Felipe González se presentó en El Hormiguero con corbata, jovial, cara de niño bueno, y le lanzó a Sánchez, sin citarle, las verdades del barquero. Al que citó bastante fue a Zapatero; lo dejó como un tontolaba. Y dijo, entre tantas verdades: «No hay proyecto de país». «Los socios de Sánchez no son progresistas». «Yo no gobernaba para los que me habían votado sino para todo el país». Sobre la amnistía: «Romper la igualdad de derechos y obligaciones de los españoles es aplicar un principio que está prohibido en la Constitución». Acudió a la entrevista con un ejemplar.

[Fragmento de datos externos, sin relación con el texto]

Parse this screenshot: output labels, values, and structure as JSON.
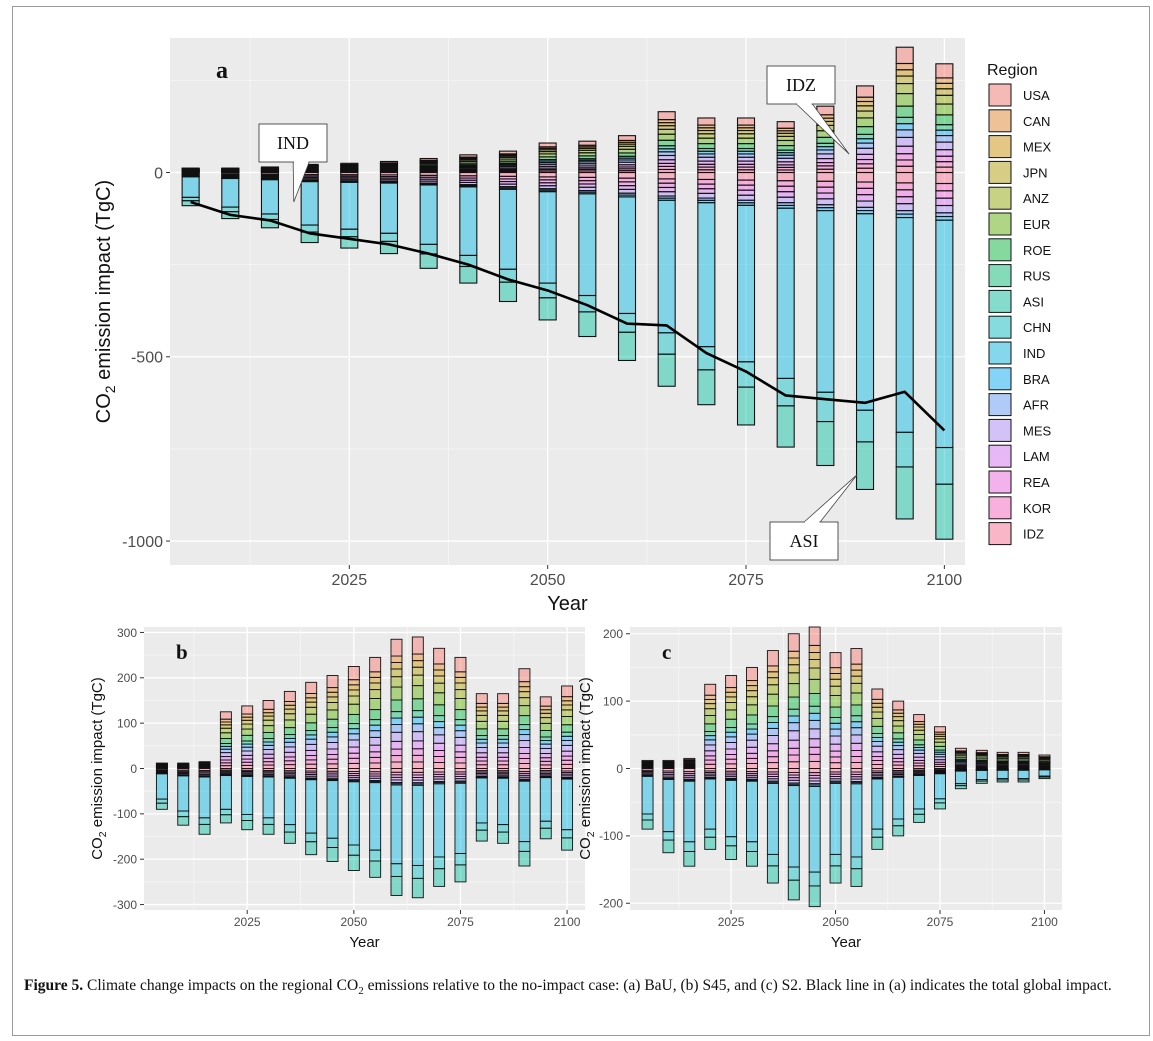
{
  "caption": {
    "label": "Figure 5.",
    "text": "Climate change impacts on the regional CO2 emissions relative to the no-impact case: (a) BaU, (b) S45, and (c) S2. Black line in (a) indicates the total global impact."
  },
  "legend": {
    "title": "Region",
    "items": [
      {
        "name": "USA",
        "color": "#F8766D"
      },
      {
        "name": "CAN",
        "color": "#E88526"
      },
      {
        "name": "MEX",
        "color": "#D39200"
      },
      {
        "name": "JPN",
        "color": "#B79F00"
      },
      {
        "name": "ANZ",
        "color": "#93AA00"
      },
      {
        "name": "EUR",
        "color": "#5EB300"
      },
      {
        "name": "ROE",
        "color": "#00BA38"
      },
      {
        "name": "RUS",
        "color": "#00BF74"
      },
      {
        "name": "ASI",
        "color": "#00C19F"
      },
      {
        "name": "CHN",
        "color": "#00BFC4"
      },
      {
        "name": "IND",
        "color": "#00B9E3"
      },
      {
        "name": "BRA",
        "color": "#00ADFA"
      },
      {
        "name": "AFR",
        "color": "#619CFF"
      },
      {
        "name": "MES",
        "color": "#AE87FF"
      },
      {
        "name": "LAM",
        "color": "#DB72FB"
      },
      {
        "name": "REA",
        "color": "#F564E3"
      },
      {
        "name": "KOR",
        "color": "#FF61C3"
      },
      {
        "name": "IDZ",
        "color": "#FF6C91"
      }
    ]
  },
  "chart_data": [
    {
      "panel_label": "a",
      "type": "bar",
      "stacked": true,
      "xlabel": "Year",
      "ylabel": "CO2 emission impact (TgC)",
      "xlim": [
        2005,
        2100
      ],
      "ylim": [
        -1000,
        300
      ],
      "xticks": [
        2025,
        2050,
        2075,
        2100
      ],
      "yticks": [
        -1000,
        -500,
        0
      ],
      "years": [
        2005,
        2010,
        2015,
        2020,
        2025,
        2030,
        2035,
        2040,
        2045,
        2050,
        2055,
        2060,
        2065,
        2070,
        2075,
        2080,
        2085,
        2090,
        2095,
        2100
      ],
      "pos_total": [
        12,
        12,
        15,
        22,
        25,
        30,
        38,
        48,
        58,
        80,
        85,
        100,
        165,
        148,
        148,
        138,
        180,
        235,
        340,
        295
      ],
      "neg_total": [
        -90,
        -125,
        -150,
        -190,
        -205,
        -220,
        -260,
        -300,
        -350,
        -400,
        -445,
        -510,
        -580,
        -630,
        -685,
        -745,
        -795,
        -860,
        -940,
        -995
      ],
      "total_line": {
        "name": "Total global impact",
        "values": [
          -80,
          -115,
          -130,
          -165,
          -180,
          -195,
          -220,
          -250,
          -290,
          -320,
          -360,
          -410,
          -415,
          -490,
          -540,
          -605,
          -615,
          -625,
          -595,
          -700
        ]
      },
      "annotations": [
        {
          "text": "IND",
          "year": 2018,
          "value": -80
        },
        {
          "text": "IDZ",
          "year": 2088,
          "value": 50
        },
        {
          "text": "ASI",
          "year": 2089,
          "value": -820
        }
      ]
    },
    {
      "panel_label": "b",
      "type": "bar",
      "stacked": true,
      "xlabel": "Year",
      "ylabel": "CO2 emission impact (TgC)",
      "xlim": [
        2005,
        2100
      ],
      "ylim": [
        -300,
        300
      ],
      "xticks": [
        2025,
        2050,
        2075,
        2100
      ],
      "yticks": [
        -300,
        -200,
        -100,
        0,
        100,
        200,
        300
      ],
      "years": [
        2005,
        2010,
        2015,
        2020,
        2025,
        2030,
        2035,
        2040,
        2045,
        2050,
        2055,
        2060,
        2065,
        2070,
        2075,
        2080,
        2085,
        2090,
        2095,
        2100
      ],
      "pos_total": [
        12,
        12,
        15,
        125,
        138,
        150,
        170,
        190,
        205,
        225,
        245,
        285,
        290,
        265,
        245,
        165,
        165,
        220,
        158,
        182
      ],
      "neg_total": [
        -90,
        -125,
        -145,
        -120,
        -135,
        -145,
        -165,
        -190,
        -205,
        -225,
        -240,
        -280,
        -285,
        -260,
        -250,
        -160,
        -165,
        -215,
        -155,
        -180
      ]
    },
    {
      "panel_label": "c",
      "type": "bar",
      "stacked": true,
      "xlabel": "Year",
      "ylabel": "CO2 emission impact (TgC)",
      "xlim": [
        2005,
        2100
      ],
      "ylim": [
        -200,
        200
      ],
      "xticks": [
        2025,
        2050,
        2075,
        2100
      ],
      "yticks": [
        -200,
        -100,
        0,
        100,
        200
      ],
      "years": [
        2005,
        2010,
        2015,
        2020,
        2025,
        2030,
        2035,
        2040,
        2045,
        2050,
        2055,
        2060,
        2065,
        2070,
        2075,
        2080,
        2085,
        2090,
        2095,
        2100
      ],
      "pos_total": [
        12,
        12,
        15,
        125,
        138,
        150,
        175,
        200,
        210,
        172,
        178,
        118,
        100,
        80,
        62,
        30,
        27,
        24,
        24,
        20
      ],
      "neg_total": [
        -90,
        -125,
        -145,
        -120,
        -135,
        -145,
        -170,
        -195,
        -205,
        -170,
        -175,
        -120,
        -100,
        -80,
        -60,
        -30,
        -22,
        -20,
        -20,
        -15
      ]
    }
  ]
}
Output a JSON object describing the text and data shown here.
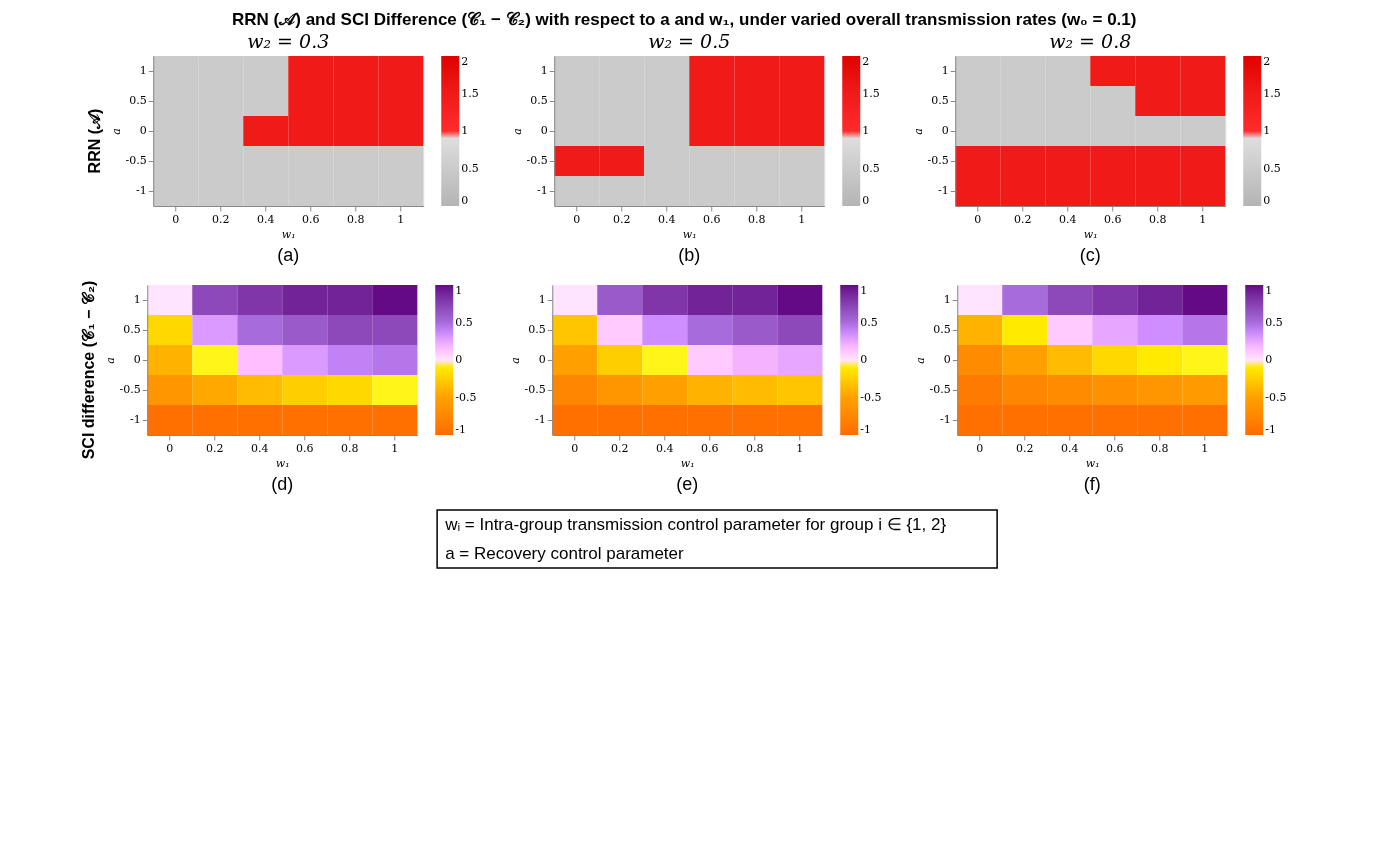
{
  "chart_data": [
    {
      "type": "heatmap",
      "title": "w₂ = 0.3",
      "xlabel": "w₁",
      "ylabel": "a",
      "annotations": [
        "RRN (𝒜) and SCI Difference (𝒞₁ − 𝒞₂) with respect to a and w₁, under varied overall transmission rates (w₀ = 0.1)",
        "RRN (𝒜)",
        "(a)",
        "wᵢ = Intra-group transmission control parameter for group i ∈ {1, 2}",
        "a = Recovery control parameter"
      ],
      "categories": [
        "0",
        "0.2",
        "0.4",
        "0.6",
        "0.8",
        "1"
      ],
      "y_categories": [
        "1",
        "0.5",
        "0",
        "-0.5",
        "-1"
      ],
      "cells": [
        [
          0.5,
          0.5,
          0.5,
          1.5,
          1.5,
          1.5
        ],
        [
          0.5,
          0.5,
          0.5,
          1.5,
          1.5,
          1.5
        ],
        [
          0.5,
          0.5,
          1.5,
          1.5,
          1.5,
          1.5
        ],
        [
          0.5,
          0.5,
          0.5,
          0.5,
          0.5,
          0.5
        ],
        [
          0.5,
          0.5,
          0.5,
          0.5,
          0.5,
          0.5
        ]
      ],
      "clim": [
        0,
        2
      ],
      "cticks": [
        0,
        0.5,
        1,
        1.5,
        2
      ]
    },
    {
      "type": "heatmap",
      "title": "w₂ = 0.5",
      "xlabel": "w₁",
      "ylabel": "a",
      "annotations": [
        "(b)"
      ],
      "categories": [
        "0",
        "0.2",
        "0.4",
        "0.6",
        "0.8",
        "1"
      ],
      "y_categories": [
        "1",
        "0.5",
        "0",
        "-0.5",
        "-1"
      ],
      "cells": [
        [
          0.5,
          0.5,
          0.5,
          1.5,
          1.5,
          1.5
        ],
        [
          0.5,
          0.5,
          0.5,
          1.5,
          1.5,
          1.5
        ],
        [
          0.5,
          0.5,
          0.5,
          1.5,
          1.5,
          1.5
        ],
        [
          1.5,
          1.5,
          0.5,
          0.5,
          0.5,
          0.5
        ],
        [
          0.5,
          0.5,
          0.5,
          0.5,
          0.5,
          0.5
        ]
      ],
      "clim": [
        0,
        2
      ],
      "cticks": [
        0,
        0.5,
        1,
        1.5,
        2
      ]
    },
    {
      "type": "heatmap",
      "title": "w₂ = 0.8",
      "xlabel": "w₁",
      "ylabel": "a",
      "annotations": [
        "(c)"
      ],
      "categories": [
        "0",
        "0.2",
        "0.4",
        "0.6",
        "0.8",
        "1"
      ],
      "y_categories": [
        "1",
        "0.5",
        "0",
        "-0.5",
        "-1"
      ],
      "cells": [
        [
          0.5,
          0.5,
          0.5,
          1.5,
          1.5,
          1.5
        ],
        [
          0.5,
          0.5,
          0.5,
          0.5,
          1.5,
          1.5
        ],
        [
          0.5,
          0.5,
          0.5,
          0.5,
          0.5,
          0.5
        ],
        [
          1.5,
          1.5,
          1.5,
          1.5,
          1.5,
          1.5
        ],
        [
          1.5,
          1.5,
          1.5,
          1.5,
          1.5,
          1.5
        ]
      ],
      "clim": [
        0,
        2
      ],
      "cticks": [
        0,
        0.5,
        1,
        1.5,
        2
      ]
    },
    {
      "type": "heatmap",
      "xlabel": "w₁",
      "ylabel": "a",
      "annotations": [
        "SCI difference (𝒞₁ − 𝒞₂)",
        "(d)"
      ],
      "categories": [
        "0",
        "0.2",
        "0.4",
        "0.6",
        "0.8",
        "1"
      ],
      "y_categories": [
        "1",
        "0.5",
        "0",
        "-0.5",
        "-1"
      ],
      "cells": [
        [
          0,
          0.7,
          0.8,
          0.9,
          0.9,
          1
        ],
        [
          -0.2,
          0.3,
          0.5,
          0.6,
          0.7,
          0.7
        ],
        [
          -0.4,
          -0.05,
          0.15,
          0.3,
          0.4,
          0.45
        ],
        [
          -0.6,
          -0.45,
          -0.35,
          -0.25,
          -0.2,
          -0.05
        ],
        [
          -0.95,
          -0.95,
          -0.95,
          -0.95,
          -0.95,
          -0.95
        ]
      ],
      "clim": [
        -1,
        1
      ],
      "cticks": [
        -1,
        -0.5,
        0,
        0.5,
        1
      ]
    },
    {
      "type": "heatmap",
      "xlabel": "w₁",
      "ylabel": "a",
      "annotations": [
        "(e)"
      ],
      "categories": [
        "0",
        "0.2",
        "0.4",
        "0.6",
        "0.8",
        "1"
      ],
      "y_categories": [
        "1",
        "0.5",
        "0",
        "-0.5",
        "-1"
      ],
      "cells": [
        [
          0,
          0.6,
          0.8,
          0.9,
          0.9,
          1
        ],
        [
          -0.3,
          0.1,
          0.35,
          0.5,
          0.6,
          0.7
        ],
        [
          -0.5,
          -0.25,
          -0.05,
          0.1,
          0.2,
          0.25
        ],
        [
          -0.75,
          -0.6,
          -0.5,
          -0.4,
          -0.35,
          -0.3
        ],
        [
          -0.95,
          -0.95,
          -0.95,
          -0.95,
          -0.95,
          -0.95
        ]
      ],
      "clim": [
        -1,
        1
      ],
      "cticks": [
        -1,
        -0.5,
        0,
        0.5,
        1
      ]
    },
    {
      "type": "heatmap",
      "xlabel": "w₁",
      "ylabel": "a",
      "annotations": [
        "(f)"
      ],
      "categories": [
        "0",
        "0.2",
        "0.4",
        "0.6",
        "0.8",
        "1"
      ],
      "y_categories": [
        "1",
        "0.5",
        "0",
        "-0.5",
        "-1"
      ],
      "cells": [
        [
          0,
          0.5,
          0.7,
          0.8,
          0.9,
          1
        ],
        [
          -0.4,
          -0.1,
          0.1,
          0.25,
          0.35,
          0.45
        ],
        [
          -0.7,
          -0.5,
          -0.35,
          -0.2,
          -0.1,
          -0.05
        ],
        [
          -0.85,
          -0.75,
          -0.7,
          -0.65,
          -0.6,
          -0.55
        ],
        [
          -0.95,
          -0.95,
          -0.95,
          -0.95,
          -0.95,
          -0.95
        ]
      ],
      "clim": [
        -1,
        1
      ],
      "cticks": [
        -1,
        -0.5,
        0,
        0.5,
        1
      ]
    }
  ]
}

Nada tiene que ver Felipe González con Sánchez; uno es socialista y el otro es lo que le convenga en cada caso. No sabe lo que es. Creció a Yolanda Díaz y ahora se la cargará. Sus votos irán a Sánchez. La engañó como ella engañó a Iglesias. Y le vende el engendro palestino con dos países irrelevantes en Europa, como Irlanda y Noruega, poniéndose en contra a los demás y a Estados Unidos y, sobre todo, a Israel. Parece que no sabe quiénes mueven importantes fondos de inversión y qué más barajas políticas, económicas y de inteligencia se manejan desde Tel Aviv.

España no puede ir por libre en el mundo porque les guste a Yoli o a Ione. Al autócrata no le lleva la contraria nadie; los ministros siempre le dan la razón. Albares, cursi pero al fin y al cabo diplomático, podía haberle aconsejado. Y se consiente que en lo de Milei se hable de conflicto entre dos jefes de Estado o llaman a doña Begoña primera dama. Pues no, Milei es jefe de Estado y Sánchez jefe de Gobierno; en España el jefe de Estado es el Rey, y la primera dama es la Reina. Dejémonos de horteradas.

La escasa calidad del Gobierno, con excepciones, es apoteósica. Los ejemplos son tantos que dan pavor. Y las tonterías de los ministros las siguen las embajadas en Madrid y los corresponsales extranjeros. Me comentaron en una importante embajada opiniones de Yolanda Díaz sobre temas de actualidad. Acusó a los empresarios por acudir a una cita con Milei y dijo que había que llevar el Estado palestino «del río al mar» (consigna de Hamás): haciendo desaparecer a Israel. Los empresarios acuden a una cita con Milei porque España mueve casi 20.000 millones en Argentina. Yolanda, la sobona, no sabe estar calladita. Lleva años metiendo la pata.

Felipe González se dejó llevar por el entusiasmo y señaló que se debían a él la sanidad pública y la educación pública; no es cierto. En una visita de Sánchez al Hospital de La Paz declaró que lo había creado un Gobierno del PSOE, pues no. Entre tantos detalles históricos, allí murió Franco. Y la educación pública debe mucho a tiempos anteriores, como a ministros de Alfonso XIII, así Natalio Rivas o Joaquín Salvatella, y a ministros de la II República, como Marcelino Domingo y Fernando de los Ríos.

Me encantó seguir a Felipe Gonzáles en El Hormiguero. Sánchez no se detiene ante nada y puede atreverse a expulsarle del paraíso. Al tiempo.